The inundation was common and part of life. In fact, boats were the main transports and vast areas did not even have a road to walk on. When floods did occur, even the homesteads went under water and people had to construct a bamboo bridge between the dwelling house and kitchen which in most cases were at some distance across the lawn. So frequent were such inundations that villagers considered those phenomena part of life and were resilient enough to cope with the vagaries.
Of the two crops, Aus ripened in late Ashad or early to middle of Shrabon. If there were early floods, Aus harvest suffered because its stalks could not keep up with the rising levels of water. But Aman paddy grew taller and was not usually damaged unless of course floods were of extreme nature and prolonged. Strangely, both types of paddy were cultivated on the same plot and this did not cause competition for space between the two.
It is a lost world now. Today's children cannot in their wildest imagination come close to forming a picture of the villages their grandpas and grandmas in the 40's, 50's and 60's lived in. The transformation has been phenomenal with vans, auto-rickshaws, motorbikes and even cars now plying on carpeted roads that run to connect villages to the upazilas or other commercial centres.
No, people were not affluent then. At times they had to face severe food shortage because of crop losses. But they were compensated to a degree by natural resources such as fish, vegetables and fruits. Villagers usually did not have to purchase essentials other than salt, spice, lentils, cooking oil and of course kerosene. The last item was a must because there was no electricity. As for cooking oil, lentils and milk, the better-off families had their own arrangement for growing or making provision for. They had designated plots usually those of higher area for growing sesame seeds, mustard seeds, flax (tishi) seeds and rapeseeds for their yearly requirements of cooking oil.
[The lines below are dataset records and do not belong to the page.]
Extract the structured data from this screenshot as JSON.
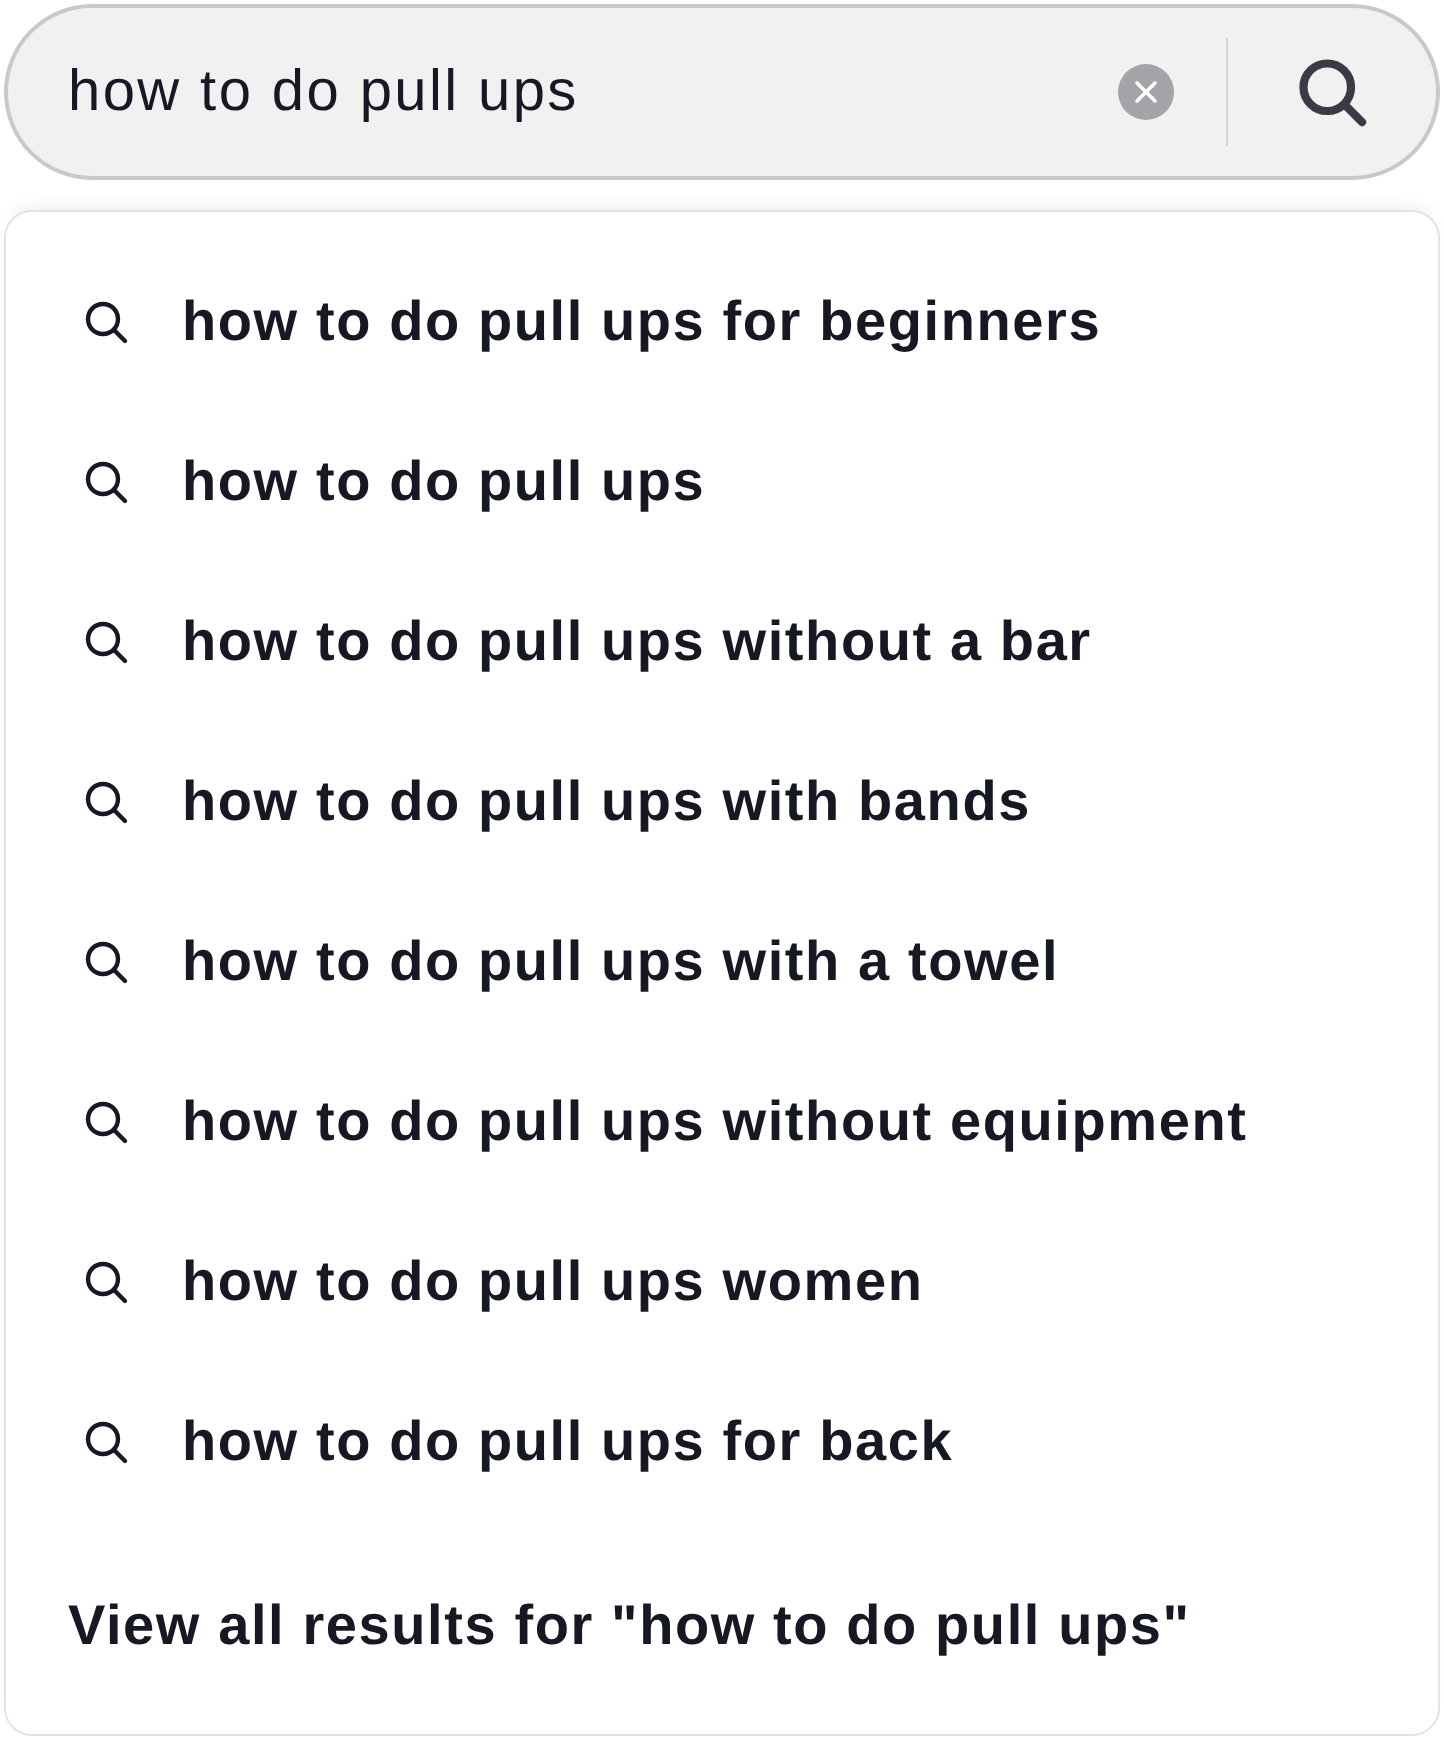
{
  "search": {
    "value": "how to do pull ups"
  },
  "suggestions": [
    {
      "text": "how to do pull ups for beginners"
    },
    {
      "text": "how to do pull ups"
    },
    {
      "text": "how to do pull ups without a bar"
    },
    {
      "text": "how to do pull ups with bands"
    },
    {
      "text": "how to do pull ups with a towel"
    },
    {
      "text": "how to do pull ups without equipment"
    },
    {
      "text": "how to do pull ups women"
    },
    {
      "text": "how to do pull ups for back"
    }
  ],
  "view_all": "View all results for \"how to do pull ups\""
}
A whole range of Aman paddy with beautiful names was cultivated. The Aus and Deegha types of paddy had been in fact an interim arrangement before the main crop Aman was harvested in Agrahayan and Poush. It was time when people did not know about the use of chemical fertiliser and insecticide. So, the taste of rice, fish and vegetables remained original and pure.
True, floodwater wreaked havoc with crops but they also helped increase the fertility of lands. There were small delights all around. A few species of fish came close to the newly submerged landmass where earthworms came out and the fish had their bellyful of a feast. The hunter of all hunters also took advantage of the vulnerability of the greedy fish to spike them with what is called fishing 'teta' comprising three to nine thinnest of iron bars or skewers. People could fish at the easiest of efforts, so abundant were this rich source of protein.
Both local and migratory birds came in flocks. They made a heavenly sight when they descended on expansive fields full of water lilies. Eagles, now rare indeed, loved to build their nest close to homesteads. They announced, without fail, time at night for villagers. In Ashad or Shrabon, there was nothing to be surprised if a cormorant couple quacked incessantly to break the silence from not too far in the thick paddy plants in the vicinity of a village. No amount of money can return those times of simple and pure joy.